Multiple inheritance and pure virtual functions

Question

The following code:

struct interface_base
{
    virtual void foo() = 0;
};

struct interface : public interface_base
{
    virtual void bar() = 0;
};

struct implementation_base : public interface_base
{
    void foo();
};

struct implementation : public implementation_base, public interface
{   
    void bar();
};

int main()
{
    implementation x;
}

fails to compile with the following errors:

test.cpp: In function 'int main()':
test.cpp:23:20: error: cannot declare variable 'x' to be of abstract type 'implementation'
test.cpp:16:8: note:   because the following virtual functions are pure within 'implementation':
test.cpp:3:18: note:    virtual void interface_base::foo()

I have played around with it and figured out that making the 'interface -> interface_base' and 'implementation_base -> interface_base' inheritances virtual, fixes the problem, but I don't understand why. Can someone please explain what is going on?

p.s. I omitted the virtual destructors on purpose to make the code shorter. Please don't tell me to put them in, I already know :)

Answer 1

You have two interface_base base classes in your inheritance tree. This means you must provide two implementations of foo(). And calling either of them will be really awkward, requiring multiple casts to disambiguate. This usually is not what you want.

To resolve this, use virtual inheritance:

struct interface_base
{
    virtual void foo() = 0;
};

struct interface : virtual public interface_base
{
    virtual void bar() = 0;
};

struct implementation_base : virtual public interface_base
{
    void foo();
};

struct implementation : public implementation_base, virtual public interface
{   
    void bar();
};

int main()
{
    implementation x;
}

With virtual inheritance, only one instance of the base class in question is created in the inheritance heirarchy for all virtual mentions. Thus, there's only one foo(), which can be satisfied by implementation_base::foo().

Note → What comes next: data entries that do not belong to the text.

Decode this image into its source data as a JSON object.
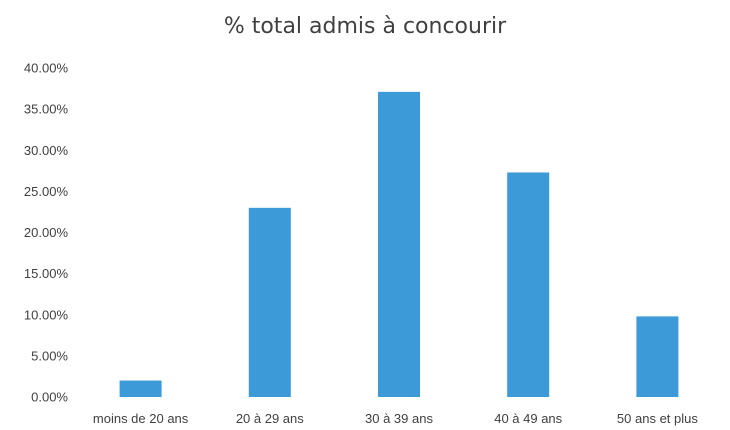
{
  "chart_data": {
    "type": "bar",
    "title": "% total admis à concourir",
    "xlabel": "",
    "ylabel": "",
    "categories": [
      "moins de 20 ans",
      "20 à 29 ans",
      "30 à 39 ans",
      "40 à 49 ans",
      "50 ans et plus"
    ],
    "values": [
      2.0,
      23.0,
      37.1,
      27.3,
      9.8
    ],
    "ylim": [
      0,
      40
    ],
    "y_ticks": [
      0,
      5,
      10,
      15,
      20,
      25,
      30,
      35,
      40
    ],
    "y_tick_labels": [
      "0.00%",
      "5.00%",
      "10.00%",
      "15.00%",
      "20.00%",
      "25.00%",
      "30.00%",
      "35.00%",
      "40.00%"
    ],
    "grid": false,
    "legend": "none",
    "bar_color": "#3C9AD9"
  }
}
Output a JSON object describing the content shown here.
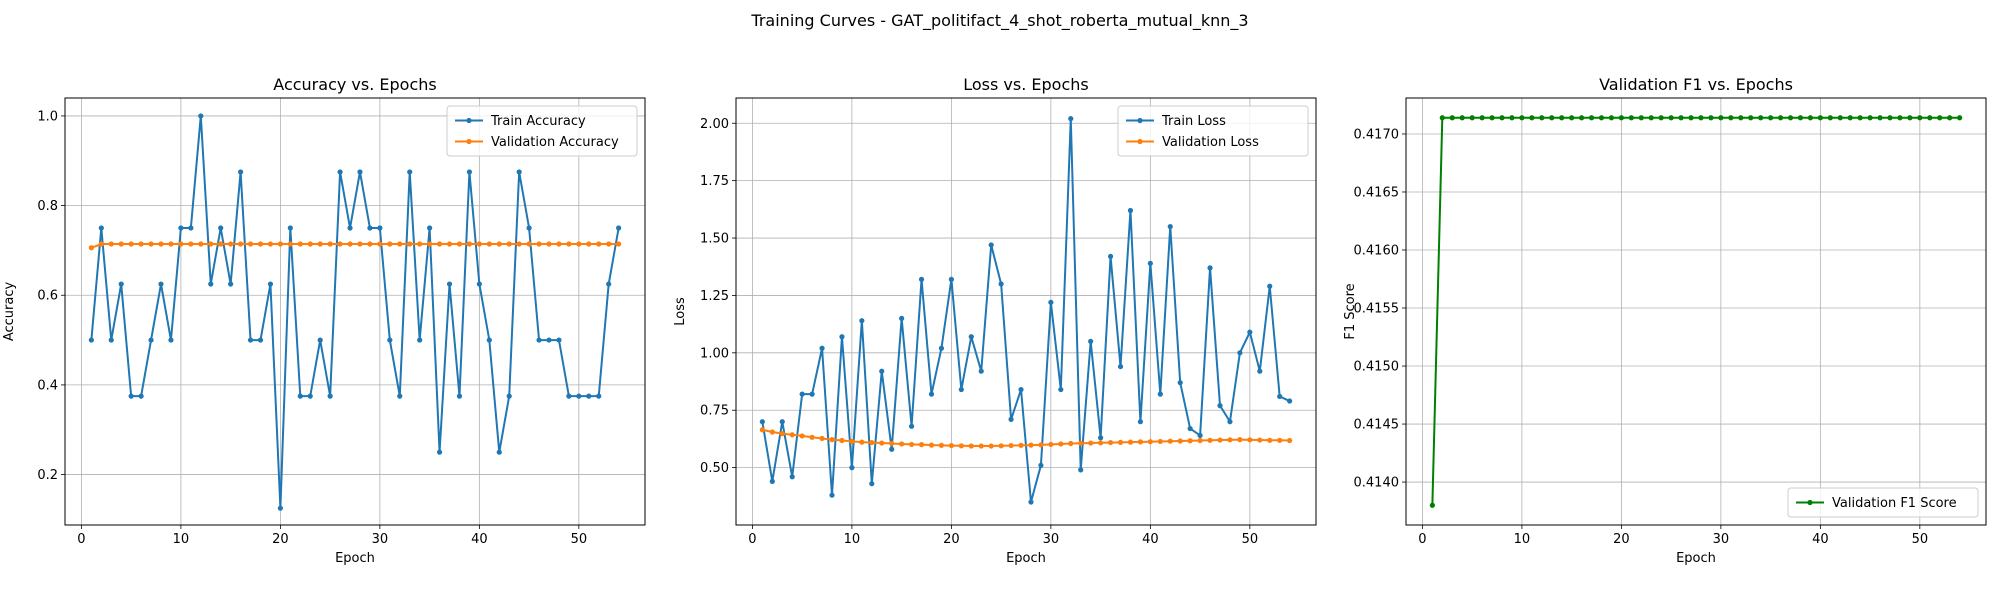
{
  "figure": {
    "suptitle": "Training Curves - GAT_politifact_4_shot_roberta_mutual_knn_3"
  },
  "colors": {
    "blue": "#1f77b4",
    "orange": "#ff7f0e",
    "green": "#008000",
    "grid": "#b0b0b0"
  },
  "chart_data": [
    {
      "type": "line",
      "title": "Accuracy vs. Epochs",
      "xlabel": "Epoch",
      "ylabel": "Accuracy",
      "xlim": [
        -1.65,
        56.65
      ],
      "ylim": [
        0.0875,
        1.04
      ],
      "xticks": [
        0,
        10,
        20,
        30,
        40,
        50
      ],
      "yticks": [
        0.2,
        0.4,
        0.6,
        0.8,
        1.0
      ],
      "ytick_labels": [
        "0.2",
        "0.4",
        "0.6",
        "0.8",
        "1.0"
      ],
      "grid": true,
      "legend": "top-right",
      "series": [
        {
          "name": "Train Accuracy",
          "color": "#1f77b4",
          "values": [
            0.5,
            0.75,
            0.5,
            0.625,
            0.375,
            0.375,
            0.5,
            0.625,
            0.5,
            0.75,
            0.75,
            1.0,
            0.625,
            0.75,
            0.625,
            0.875,
            0.5,
            0.5,
            0.625,
            0.125,
            0.75,
            0.375,
            0.375,
            0.5,
            0.375,
            0.875,
            0.75,
            0.875,
            0.75,
            0.75,
            0.5,
            0.375,
            0.875,
            0.5,
            0.75,
            0.25,
            0.625,
            0.375,
            0.875,
            0.625,
            0.5,
            0.25,
            0.375,
            0.875,
            0.75,
            0.5,
            0.5,
            0.5,
            0.375,
            0.375,
            0.375,
            0.375,
            0.625,
            0.75
          ]
        },
        {
          "name": "Validation Accuracy",
          "color": "#ff7f0e",
          "values": [
            0.7059,
            0.7143,
            0.7143,
            0.7143,
            0.7143,
            0.7143,
            0.7143,
            0.7143,
            0.7143,
            0.7143,
            0.7143,
            0.7143,
            0.7143,
            0.7143,
            0.7143,
            0.7143,
            0.7143,
            0.7143,
            0.7143,
            0.7143,
            0.7143,
            0.7143,
            0.7143,
            0.7143,
            0.7143,
            0.7143,
            0.7143,
            0.7143,
            0.7143,
            0.7143,
            0.7143,
            0.7143,
            0.7143,
            0.7143,
            0.7143,
            0.7143,
            0.7143,
            0.7143,
            0.7143,
            0.7143,
            0.7143,
            0.7143,
            0.7143,
            0.7143,
            0.7143,
            0.7143,
            0.7143,
            0.7143,
            0.7143,
            0.7143,
            0.7143,
            0.7143,
            0.7143,
            0.7143
          ]
        }
      ]
    },
    {
      "type": "line",
      "title": "Loss vs. Epochs",
      "xlabel": "Epoch",
      "ylabel": "Loss",
      "xlim": [
        -1.65,
        56.65
      ],
      "ylim": [
        0.25,
        2.11
      ],
      "xticks": [
        0,
        10,
        20,
        30,
        40,
        50
      ],
      "yticks": [
        0.5,
        0.75,
        1.0,
        1.25,
        1.5,
        1.75,
        2.0
      ],
      "ytick_labels": [
        "0.50",
        "0.75",
        "1.00",
        "1.25",
        "1.50",
        "1.75",
        "2.00"
      ],
      "grid": true,
      "legend": "top-right",
      "series": [
        {
          "name": "Train Loss",
          "color": "#1f77b4",
          "values": [
            0.7,
            0.44,
            0.7,
            0.46,
            0.82,
            0.82,
            1.02,
            0.38,
            1.07,
            0.5,
            1.14,
            0.43,
            0.92,
            0.58,
            1.15,
            0.68,
            1.32,
            0.82,
            1.02,
            1.32,
            0.84,
            1.07,
            0.92,
            1.47,
            1.3,
            0.71,
            0.84,
            0.35,
            0.51,
            1.22,
            0.84,
            2.02,
            0.49,
            1.05,
            0.63,
            1.42,
            0.94,
            1.62,
            0.7,
            1.39,
            0.82,
            1.55,
            0.87,
            0.67,
            0.64,
            1.37,
            0.77,
            0.7,
            1.0,
            1.09,
            0.92,
            1.29,
            0.81,
            0.79
          ]
        },
        {
          "name": "Validation Loss",
          "color": "#ff7f0e",
          "values": [
            0.665,
            0.655,
            0.648,
            0.643,
            0.638,
            0.632,
            0.627,
            0.622,
            0.618,
            0.614,
            0.611,
            0.609,
            0.607,
            0.605,
            0.603,
            0.601,
            0.6,
            0.598,
            0.597,
            0.596,
            0.595,
            0.594,
            0.594,
            0.594,
            0.595,
            0.596,
            0.597,
            0.598,
            0.599,
            0.601,
            0.603,
            0.605,
            0.606,
            0.607,
            0.608,
            0.609,
            0.61,
            0.611,
            0.612,
            0.613,
            0.614,
            0.615,
            0.616,
            0.617,
            0.618,
            0.619,
            0.62,
            0.621,
            0.622,
            0.621,
            0.62,
            0.619,
            0.619,
            0.618
          ]
        }
      ]
    },
    {
      "type": "line",
      "title": "Validation F1 vs. Epochs",
      "xlabel": "Epoch",
      "ylabel": "F1 Score",
      "xlim": [
        -1.65,
        56.65
      ],
      "ylim": [
        0.41363,
        0.41731
      ],
      "xticks": [
        0,
        10,
        20,
        30,
        40,
        50
      ],
      "yticks": [
        0.414,
        0.4145,
        0.415,
        0.4155,
        0.416,
        0.4165,
        0.417
      ],
      "ytick_labels": [
        "0.4140",
        "0.4145",
        "0.4150",
        "0.4155",
        "0.4160",
        "0.4165",
        "0.4170"
      ],
      "grid": true,
      "legend": "lower-right",
      "series": [
        {
          "name": "Validation F1 Score",
          "color": "#008000",
          "values": [
            0.4138,
            0.41714,
            0.41714,
            0.41714,
            0.41714,
            0.41714,
            0.41714,
            0.41714,
            0.41714,
            0.41714,
            0.41714,
            0.41714,
            0.41714,
            0.41714,
            0.41714,
            0.41714,
            0.41714,
            0.41714,
            0.41714,
            0.41714,
            0.41714,
            0.41714,
            0.41714,
            0.41714,
            0.41714,
            0.41714,
            0.41714,
            0.41714,
            0.41714,
            0.41714,
            0.41714,
            0.41714,
            0.41714,
            0.41714,
            0.41714,
            0.41714,
            0.41714,
            0.41714,
            0.41714,
            0.41714,
            0.41714,
            0.41714,
            0.41714,
            0.41714,
            0.41714,
            0.41714,
            0.41714,
            0.41714,
            0.41714,
            0.41714,
            0.41714,
            0.41714,
            0.41714,
            0.41714
          ]
        }
      ]
    }
  ]
}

For more information, see this prior question - the answers provide some nice diagrams to make this all more clear.

Answer 2

The usual C++ idiom is:

• public virtual inheritance for interface classes
• private non-virtual inheritance for implementation classes

In this case we would have:

struct interface_base
{
    virtual void foo() = 0;
};

struct interface : virtual public interface_base
{
    virtual void bar() = 0;
};

struct implementation_base : virtual public interface_base
{
    void foo();
};

struct implementation : private implementation_base,
                        virtual public interface
{   
    void bar();
};

In implementation, the unique interface_base virtual base is :

• publicly inherited via interface: implementation --public--> interface --public--> interface_base
• privately inherited via implementation_base: implementation --private--> implementation_base --public--> interface_base

When client code does one of these derived to base conversions:

• derived to base pointer conversions,
• reference binding of base type with an initializer of static type derived,
• access to inherited base class members via a lvalue of derived static type,

what matters is only that there is a least one accessible inheritance path from the derived class to the given base class subobject; other inaccessible paths are simply ignored. Because inheritance of the base class is only virtual here, there is only one base class subject so these conversions are never ambiguous.

Here, the conversion from implementation to interface_base, can always be done by client code via interface; the other inaccessible path does not matter at all. The unique interface_base virtual base is publicly inherited from implementation.

In many cases, the implementation classes (implementation, implementation_base) will be kept hidden from client code: only pointers or references to the interface classes (interface, interface_base) will be exposed.